By Josh Helmer
Sophomore Payne Maga grounded one over to the Carl Albert second baseman who bobbled it and couldn’t make the throw over to first in time to punch out Maga. Meanwhile, junior Harvey Cooper raced from second to third on the one-out grounder.
As Maga beat out the throw, Cooper got the sign from NHS head baseball coach Jeff Brewer to try and end it right then and there. Cooper sprinted home, the throw to the dish was wide and the Tigers celebrated a wild, 12-inning season-opening walk-off 3-2 winner over the Titans.
“Crazy deal to be opening night and you’re going bottom 12. The guys battled. That’s what we expect. We teach around here, grind away. We knew in high school baseball through 12 innings, they were going to make a mistake somewhere and it luckily worked for us on a squib, infield E3 and then another E3 trying to push the issue,” Brewer said.
Maybe a marathon, opening-day winner wasn’t quite what Brewer would have drawn up in a perfect world. Skippers like options when it comes to pitching depth. But, from another perspective, this might have been just what the doctor ordered to boot off this 2018 campaign.
NHS stumbled to a 11-21 record last spring in Brewer’s first season. The Tigers struggled to get over the hump in tight ball games, finishing 3-10 in games decided by two runs and a paltry 1-8 in one-run games.
“Man, I’m proud of the guys. You could tell there’s exuberance in there. There’s a passion in the way we play the game. You’re going to see a difference in things this year from last year,” Brewer said. “We played a bunch of one, two-run ball games last year. Now, we’re going to win them. We learned how to play in them, how we’re learning how to finish hopefully.”
Brewer was pleased with how his pitching staff held up. The opening-day starter was senior Bryson Armstrong, who threw 93 pitches, went five innings and gave up two earned runs.
“Armstrong topped out at 85 today. He doesn’t get a win today, instead a no-decision but pitched well. He threw 90-some pitches, five complete. For opening day, that’s a great outing,” Brewer said.
Senior Marco Fisher, sophomore Cade Horton and Maga combined to pitch the next seven innings of relief scoreless.

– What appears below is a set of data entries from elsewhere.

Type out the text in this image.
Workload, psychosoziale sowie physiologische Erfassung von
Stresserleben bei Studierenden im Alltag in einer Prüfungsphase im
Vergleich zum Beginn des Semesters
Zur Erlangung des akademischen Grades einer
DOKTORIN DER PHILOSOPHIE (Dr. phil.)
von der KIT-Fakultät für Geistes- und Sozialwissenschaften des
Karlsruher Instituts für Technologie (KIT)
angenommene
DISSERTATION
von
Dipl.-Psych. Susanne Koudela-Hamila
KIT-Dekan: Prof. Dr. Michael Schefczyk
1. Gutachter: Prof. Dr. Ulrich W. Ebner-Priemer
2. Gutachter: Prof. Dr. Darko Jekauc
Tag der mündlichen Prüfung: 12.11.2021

Several times they worked out of trouble. Brewer came away impressed with the work behind the plate from catcher Tyler Lindsay, too.

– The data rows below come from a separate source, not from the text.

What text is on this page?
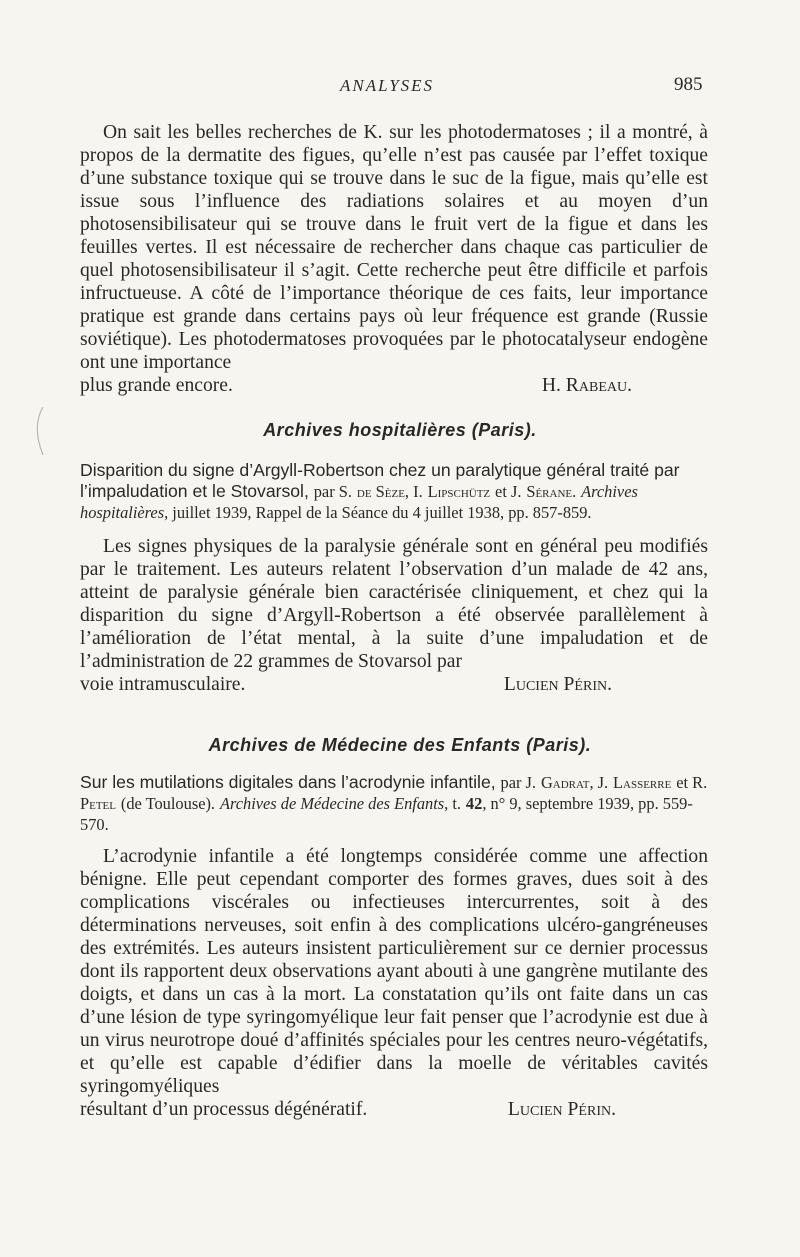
ANALYSES	985

On sait les belles recherches de K. sur les photodermatoses ; il a montré, à propos de la dermatite des figues, qu’elle n’est pas causée par l’effet toxique d’une substance toxique qui se trouve dans le suc de la figue, mais qu’elle est issue sous l’influence des radiations solaires et au moyen d’un photosensibilisateur qui se trouve dans le fruit vert de la figue et dans les feuilles vertes. Il est nécessaire de rechercher dans chaque cas particulier de quel photosensibilisateur il s’agit. Cette recherche peut être difficile et parfois infructueuse. A côté de l’importance théorique de ces faits, leur importance pratique est grande dans certains pays où leur fréquence est grande (Russie soviétique). Les photodermatoses provoquées par le photocatalyseur endogène ont une importance

plus grande encore.	H. Rabeau.
Archives hospitalières (Paris).

Disparition du signe d’Argyll-Robertson chez un paralytique général traité par l’impaludation et le Stovarsol, par S. de Sèze, I. Lipschütz et J. Sérane. Archives hospitalières, juillet 1939, Rappel de la Séance du 4 juillet 1938, pp. 857-859.

Les signes physiques de la paralysie générale sont en général peu modifiés par le traitement. Les auteurs relatent l’observation d’un malade de 42 ans, atteint de paralysie générale bien caractérisée cliniquement, et chez qui la disparition du signe d’Argyll-Robertson a été observée parallèlement à l’amélioration de l’état mental, à la suite d’une impaludation et de l’administration de 22 grammes de Stovarsol par

voie intramusculaire.	Lucien Périn.
Archives de Médecine des Enfants (Paris).

Sur les mutilations digitales dans l’acrodynie infantile, par J. Gadrat, J. Lasserre et R. Petel (de Toulouse). Archives de Médecine des Enfants, t. 42, n° 9, septembre 1939, pp. 559-570.

L’acrodynie infantile a été longtemps considérée comme une affection bénigne. Elle peut cependant comporter des formes graves, dues soit à des complications viscérales ou infectieuses intercurrentes, soit à des déterminations nerveuses, soit enfin à des complications ulcéro-gangréneuses des extrémités. Les auteurs insistent particulièrement sur ce dernier processus dont ils rapportent deux observations ayant abouti à une gangrène mutilante des doigts, et dans un cas à la mort. La constatation qu’ils ont faite dans un cas d’une lésion de type syringomyélique leur fait penser que l’acrodynie est due à un virus neurotrope doué d’affinités spéciales pour les centres neuro-végétatifs, et qu’elle est capable d’édifier dans la moelle de véritables cavités syringomyéliques

résultant d’un processus dégénératif.	Lucien Périn.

“This is his first year. We’ve had Justin Cook who is at OU now. He’s kind of sat in the shadows waiting for his chance. He had a great day. He had a sac fly, no passed balls on a couple wild pitches. I was really unsure whether he could handle it and he handles 85, 88 pitching from day one, so I’m proud of him,” Brewer said.
Brewer was quick to point out a Cooper plate appearance as one of the memorable moments in the opening-day win for him and the culture he’s looking to build.

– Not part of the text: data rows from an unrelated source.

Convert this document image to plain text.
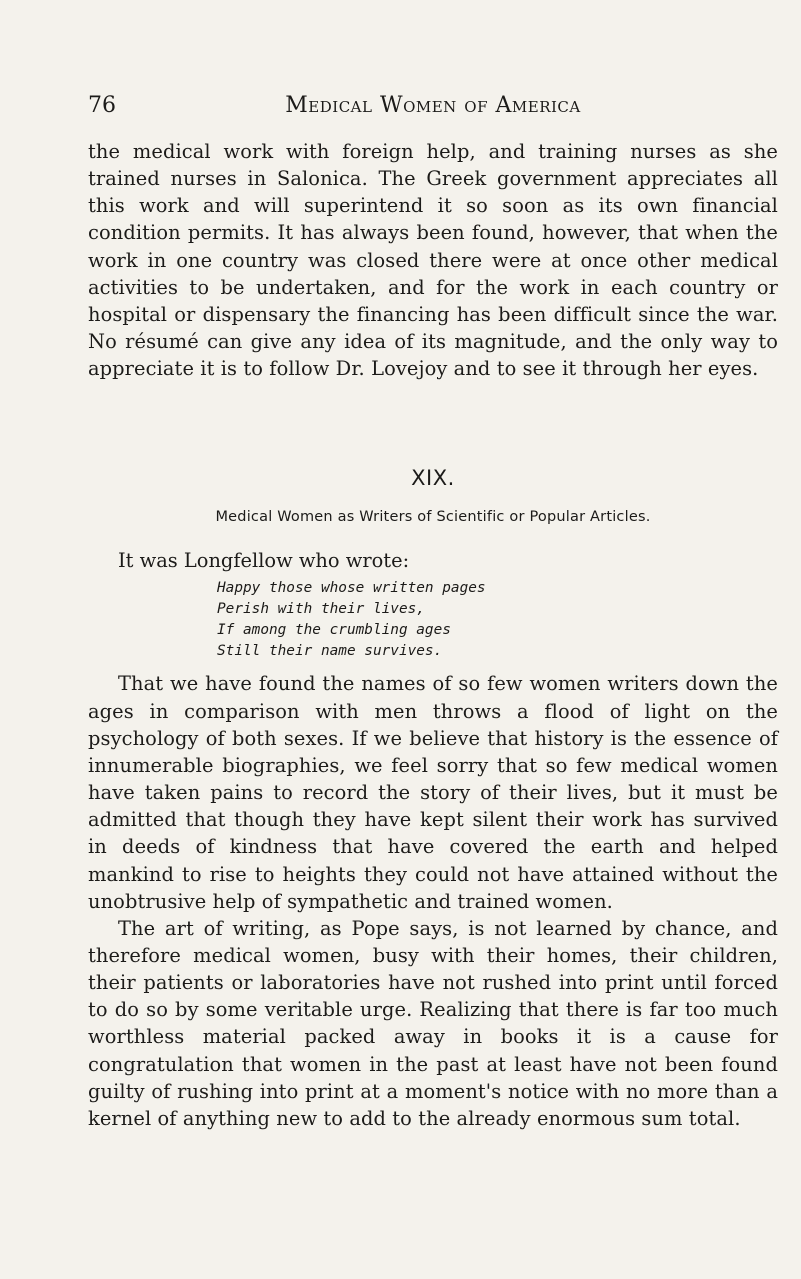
76	Medical Women of America

the medical work with foreign help, and training nurses as she trained nurses in Salonica. The Greek government appreciates all this work and will superintend it so soon as its own financial condition permits. It has always been found, however, that when the work in one country was closed there were at once other medical activities to be undertaken, and for the work in each country or hospital or dispensary the financing has been difficult since the war. No résumé can give any idea of its magnitude, and the only way to appreciate it is to follow Dr. Lovejoy and to see it through her eyes.

XIX.
Medical Women as Writers of Scientific or Popular Articles.

It was Longfellow who wrote:

Happy those whose written pages
Perish with their lives,
If among the crumbling ages
Still their name survives.

That we have found the names of so few women writers down the ages in comparison with men throws a flood of light on the psychology of both sexes. If we believe that history is the essence of innumerable biographies, we feel sorry that so few medical women have taken pains to record the story of their lives, but it must be admitted that though they have kept silent their work has survived in deeds of kindness that have covered the earth and helped mankind to rise to heights they could not have attained without the unobtrusive help of sympathetic and trained women.

The art of writing, as Pope says, is not learned by chance, and therefore medical women, busy with their homes, their children, their patients or laboratories have not rushed into print until forced to do so by some veritable urge. Realizing that there is far too much worthless material packed away in books it is a cause for congratulation that women in the past at least have not been found guilty of rushing into print at a moment's notice with no more than a kernel of anything new to add to the already enormous sum total.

“He was down 0-2 tyring to bunt, I keep the bunt on and we walk. We get four straight pitches on Harvey Cooper. We don’t win the game on that one, but that’s team baseball. You trust that it’s going to work, you trust my decisions. And sometimes I make bad decisions. And they pick me up, I pick them up,” Brewer said.
“It’s just playing a game of small-ball baseball. We’re not guys that are going to hit it off the wall and break the wall down and hit bombs. We’re gonna bunt, we’re gonna run, we’re gonna put pressure on people and we’re going to expose them. You get exposed in high school baseball by pressure. We do at times. We did last year. Now that we’ve worked through our defensive situational stuff, we want to put it back on other people like we got last year.”
For one night, it was a team that had turned the corner in a tight contest. They get another chance to keep the momentum rolling tonight when they travel to Ardmore at 5 p.m. Brewer understands the process needs to continue.
“We have to keep this rolling. This is game one. Whether we won it or lost it, it was a good game. But, to win it, it definitely puts you in a better mood. To find a way to win it, it makes it a better night when I get to go see my kids. We’re excited,” Brewer said.